Note that the number of subjects in a trial usually increases as the phases of the study progress. That is, a phase I trial usually involves fewer subjects than a phase II trial, a phase II trial usually involves fewer subjects than a phase III trial, and a phase III trial usually involves fewer subjects than a phase IV trial. Also, some research studies involving human subjects will have less than four phases. For example, it is not unusual for screening, prevention, diagnostic, genetic, and quality-of-life studies to be conducted in only phase I or II trials. However, new drugs and biomedical procedures almost always require phase I, II, and III clinical trials for approval and a phase IV trial to track the safety of the drug after its approval.

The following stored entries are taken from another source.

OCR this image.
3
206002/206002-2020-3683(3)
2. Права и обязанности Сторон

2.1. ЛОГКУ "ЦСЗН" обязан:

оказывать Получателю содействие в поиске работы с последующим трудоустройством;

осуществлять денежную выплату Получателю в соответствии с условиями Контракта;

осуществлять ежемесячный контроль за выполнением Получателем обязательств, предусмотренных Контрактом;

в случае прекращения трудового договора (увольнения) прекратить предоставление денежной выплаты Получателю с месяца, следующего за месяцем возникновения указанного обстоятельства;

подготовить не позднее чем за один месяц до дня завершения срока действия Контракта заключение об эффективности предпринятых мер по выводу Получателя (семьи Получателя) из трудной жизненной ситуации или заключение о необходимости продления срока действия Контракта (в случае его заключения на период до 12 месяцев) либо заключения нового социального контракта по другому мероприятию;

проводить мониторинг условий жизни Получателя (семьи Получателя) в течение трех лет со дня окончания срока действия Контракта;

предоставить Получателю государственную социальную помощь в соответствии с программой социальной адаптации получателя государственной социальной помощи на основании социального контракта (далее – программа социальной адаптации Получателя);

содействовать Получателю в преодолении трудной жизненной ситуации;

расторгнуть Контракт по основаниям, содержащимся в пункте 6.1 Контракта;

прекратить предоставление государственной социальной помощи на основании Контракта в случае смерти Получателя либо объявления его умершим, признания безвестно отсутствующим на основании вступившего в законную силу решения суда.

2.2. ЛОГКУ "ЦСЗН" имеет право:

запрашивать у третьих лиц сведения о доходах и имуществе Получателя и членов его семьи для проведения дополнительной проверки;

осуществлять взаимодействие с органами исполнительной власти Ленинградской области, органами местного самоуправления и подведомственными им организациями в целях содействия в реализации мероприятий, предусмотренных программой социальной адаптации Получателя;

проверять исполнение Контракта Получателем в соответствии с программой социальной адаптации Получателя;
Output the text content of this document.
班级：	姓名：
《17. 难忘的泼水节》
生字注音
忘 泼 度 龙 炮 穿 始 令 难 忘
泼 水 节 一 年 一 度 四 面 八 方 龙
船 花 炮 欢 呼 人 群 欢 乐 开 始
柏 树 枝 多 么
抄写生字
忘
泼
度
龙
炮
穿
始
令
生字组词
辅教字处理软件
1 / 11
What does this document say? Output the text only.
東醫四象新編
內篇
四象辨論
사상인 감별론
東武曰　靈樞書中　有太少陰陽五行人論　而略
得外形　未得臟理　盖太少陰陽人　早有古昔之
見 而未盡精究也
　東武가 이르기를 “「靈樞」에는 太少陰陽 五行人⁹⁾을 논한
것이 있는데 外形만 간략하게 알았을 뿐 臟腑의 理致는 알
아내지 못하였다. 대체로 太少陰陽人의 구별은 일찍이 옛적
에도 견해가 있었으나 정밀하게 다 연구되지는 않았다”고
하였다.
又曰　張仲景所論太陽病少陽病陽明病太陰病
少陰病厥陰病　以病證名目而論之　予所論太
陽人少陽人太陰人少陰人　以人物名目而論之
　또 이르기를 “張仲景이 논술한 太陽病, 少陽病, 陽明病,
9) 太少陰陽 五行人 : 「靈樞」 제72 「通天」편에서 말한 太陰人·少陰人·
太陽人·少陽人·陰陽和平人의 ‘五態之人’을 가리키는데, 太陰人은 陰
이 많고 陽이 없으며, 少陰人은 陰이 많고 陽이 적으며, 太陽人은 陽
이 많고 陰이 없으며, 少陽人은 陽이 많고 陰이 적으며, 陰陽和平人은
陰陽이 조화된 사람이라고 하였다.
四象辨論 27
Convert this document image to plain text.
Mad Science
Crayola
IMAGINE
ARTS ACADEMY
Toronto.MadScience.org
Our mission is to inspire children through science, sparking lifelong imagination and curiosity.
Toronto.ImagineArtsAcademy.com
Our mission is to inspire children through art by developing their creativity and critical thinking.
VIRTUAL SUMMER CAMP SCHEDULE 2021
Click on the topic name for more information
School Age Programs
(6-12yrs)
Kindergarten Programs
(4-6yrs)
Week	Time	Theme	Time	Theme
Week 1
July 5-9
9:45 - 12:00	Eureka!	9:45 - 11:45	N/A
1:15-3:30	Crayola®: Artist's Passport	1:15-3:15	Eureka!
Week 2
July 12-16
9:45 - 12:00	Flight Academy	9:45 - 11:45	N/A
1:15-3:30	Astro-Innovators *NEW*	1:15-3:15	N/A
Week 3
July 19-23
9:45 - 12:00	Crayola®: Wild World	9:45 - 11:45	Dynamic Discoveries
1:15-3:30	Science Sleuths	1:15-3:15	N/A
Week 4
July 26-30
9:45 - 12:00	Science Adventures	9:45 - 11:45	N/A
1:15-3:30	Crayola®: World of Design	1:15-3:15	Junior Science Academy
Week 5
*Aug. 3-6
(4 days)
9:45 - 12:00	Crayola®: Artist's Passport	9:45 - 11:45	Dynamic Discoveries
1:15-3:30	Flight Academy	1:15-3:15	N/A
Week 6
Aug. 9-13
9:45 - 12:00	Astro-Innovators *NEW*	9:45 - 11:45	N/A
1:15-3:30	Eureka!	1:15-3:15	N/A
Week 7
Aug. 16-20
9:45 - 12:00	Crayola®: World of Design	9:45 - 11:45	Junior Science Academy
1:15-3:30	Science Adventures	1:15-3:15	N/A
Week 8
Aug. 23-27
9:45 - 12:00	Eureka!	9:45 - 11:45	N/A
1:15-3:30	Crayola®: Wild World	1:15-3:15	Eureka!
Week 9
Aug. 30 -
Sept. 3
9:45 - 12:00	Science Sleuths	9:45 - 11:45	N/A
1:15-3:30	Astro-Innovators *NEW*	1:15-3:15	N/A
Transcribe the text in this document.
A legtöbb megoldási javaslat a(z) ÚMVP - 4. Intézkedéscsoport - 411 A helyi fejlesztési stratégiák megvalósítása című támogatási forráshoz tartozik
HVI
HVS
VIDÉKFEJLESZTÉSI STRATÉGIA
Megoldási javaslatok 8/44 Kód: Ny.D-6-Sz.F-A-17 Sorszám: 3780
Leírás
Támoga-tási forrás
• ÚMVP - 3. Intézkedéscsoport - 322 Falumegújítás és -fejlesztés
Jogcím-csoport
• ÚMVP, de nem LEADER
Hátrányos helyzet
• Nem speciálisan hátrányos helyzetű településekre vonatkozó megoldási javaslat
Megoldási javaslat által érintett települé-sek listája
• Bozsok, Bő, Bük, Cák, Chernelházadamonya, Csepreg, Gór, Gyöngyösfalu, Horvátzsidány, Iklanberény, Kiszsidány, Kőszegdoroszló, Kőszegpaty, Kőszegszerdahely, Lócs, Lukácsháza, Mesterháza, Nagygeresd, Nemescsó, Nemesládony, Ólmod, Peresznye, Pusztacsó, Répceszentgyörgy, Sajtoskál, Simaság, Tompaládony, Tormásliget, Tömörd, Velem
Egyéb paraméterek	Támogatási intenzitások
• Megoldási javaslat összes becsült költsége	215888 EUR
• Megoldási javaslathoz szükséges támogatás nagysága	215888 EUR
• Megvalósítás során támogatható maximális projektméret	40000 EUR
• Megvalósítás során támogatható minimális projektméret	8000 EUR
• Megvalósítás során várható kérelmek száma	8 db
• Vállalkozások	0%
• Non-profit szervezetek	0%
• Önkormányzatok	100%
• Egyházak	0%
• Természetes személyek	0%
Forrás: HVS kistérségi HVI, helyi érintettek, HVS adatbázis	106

The development of a new drug may take many years to proceed through the first three phases of the approval process, and following approval, the phase IV trial usually extends over a period of many years.
1.4 Data Set Descriptions
Throughout this book several data sets will be used in the examples and exercises. These data sets are available at www.mtech.edu/math/faculty/rick-rossi/Book-Rossi.html as Excel files and MINITAB worksheets; web addresses frequently change at Montana Tech, searching for Rick Rossi on the Montana Tech web page will also allow you to find the data sets on my personal web page.
Permission to use the Birth Weight, Intensive Care Unit, Coronary Heart Disease, UMASS Aids Research Unit, and Prostate Cancer data sets has been granted by John Wiley & Sons, Inc. These data sets were first published in Applied Logistic Regression (Hosmer, 2000). Permission to use the Body Fat data set has been provided by Roger W. Johnson, Department of Mathematics & Computer Science, South Dakota School of Mines & Technology and the Journal of Statistics Education.
1.4.1 Birth Weight Data Set
The Birth Weight data set consists of data collected on 189 women to identify the risk factors associated with the birth of a low birth weight baby. The data set was collected at the Baystate Medical Center in Springfield, Massachusetts. The variables included in this data set are summarized in Table 1.1.
Table 1.1 A Description of the Variables in the Birth Weight Data Set
Variable | Description | Codes/Values | Name |
---|---|---|---|
1 | Identification code | ID number | ID |
2 | Low birth weight | 1 = BWT≤2500 g | LOW |
0 = BWT>2500 g | |||
3 | Age of mother | Years | AGE |
4 | Weight of mother at | Pounds | LWT |
last menstrual period | |||
5 | Race | 1 = White | RACE |
2 = Black | |||
3 = Other | |||
6 | Smoking status during pregnancy | 0 = No | SMOKE |
1 = Yes | |||
7 | History of premature labor | 0 = None | PTL |
1 = One | |||
2 = Two, etc. | |||
8 | History of hypertension | 0 = No | HT |
1 = Yes | |||
9 | Presence of uterine irritability | 0 = No | UI |
1 = Yes | |||
10 | Number of physician visits | 0 = None | FTV |
during the first trimester | 1 = One | ||
2 = Two, etc. | |||
11 | Birth weight | Grams | BWT |
1.4.2 Body Fat Data Set
The Body Fat data set consists of data collected on 252 adult males. The data were originally collected to build a model relating body density and percentage of body fat in adult males to several body measurement variables. These data were originally used in the article “Generalized body composition prediction equation for men using simple measurement techniques,” published in Medicine and Science in Sports and Exercise (Penrose et al., 1985). The variables included in this data set are summarized in Table 1.2. Two data sets have also been created from the Body Fat data set. These data sets have the same variables as the Body Fat data set and were formed by randomly sampling the Body Fat data set to create a training set of 189 observations called bodyfat-tr.xlsx and a validation set or 63 observations called bodyfat-val.xlsx
. These data sets are used in the model validation sections of the text.